In 2024, Scott wrote and composed "Still Waters," expressing his yearning to never return to the Lakeside Psychiatric Hospital, where he was horribly abused and molested after seeking mental health help:
"I'd rather stay home
than go to the Lakeside
I prefer oceans and rivers instead
The still waters remind me of
unfulfilled potential
unlike
the running and vastness of my dreams."
The circumstances of Scott's death were not inevitable. They were a failure of those to whom he reached out for help to follow the policies meant to safeguard those suffering a mental health crisis, and a failure of the medical establishment to take the time to listen to patients who are suffering mental health pain, and of our collective lack of will to protect our most vulnerable community members from neglect and outright abuse in an absolutely and completely failed national mental health system.
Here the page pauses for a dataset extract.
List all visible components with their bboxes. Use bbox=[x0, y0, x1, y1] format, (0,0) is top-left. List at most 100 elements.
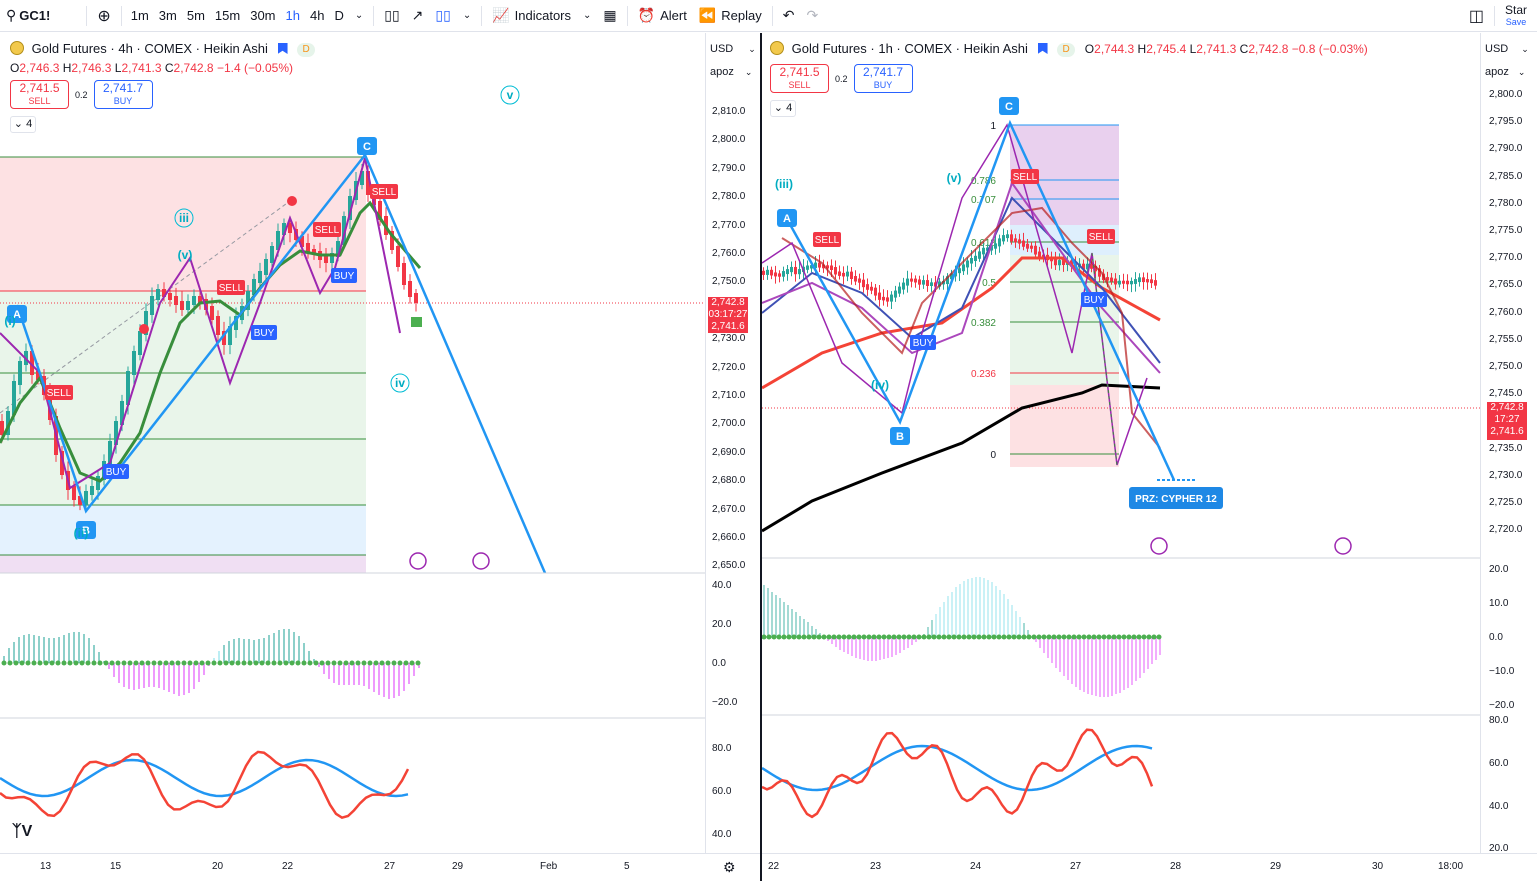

Scott is survived by his mother Judy; sister Kara and husband Brian; brother Shawn and wife Kimberly; and beloved nieces and nephews: Skyler, Evan, Emma and Zeb; his aunt and uncle Sherrie and Bill Sperry, who brought him to a deep belief in the love of Jesus; his rescue dog Vinnie; and his many friends and chosen family around the country.
Scott's large group of family and friends gathered for a powerful, loving, and heartfelt celebration of his songs, poetry, and wisdom at Pine Hill Cemetery in Westfield, Massachusetts, on July 21, 2025. He is buried next to his beloved grandfather, Metlei Korostynski and beloved uncle, Glenn Korostynski; and with the remains of his faithful dogs Mari and Lulu.
Though his family is wrecked by grief, we will not let Scott be reduced to the worst day of his life. Like all of those suffering from mental health challenges, he was infinitely more than his diagnosis. He was a whole person whose life and spirit will be honored.
Scott's family asks that contributions be made to a GoFundMe that will help defray the unexpected costs of his cremation, burial, cleanup of the horrifying scene left behind by Vermont State Troopers, and the family's ongoing efforts to reform the state's mental health and victim assistance programs:
https://www.gofundme.com/f/support-for-mama-garvey-after-tragedy.
As Scott himself would end every one of the thousands of postcards, letters, and thoughtful gifts he sent to friends and family all over the country:
"Be Well.
Dream Harder.
I love you."
Published by The Brattleboro Reformer on Aug. 6, 2025.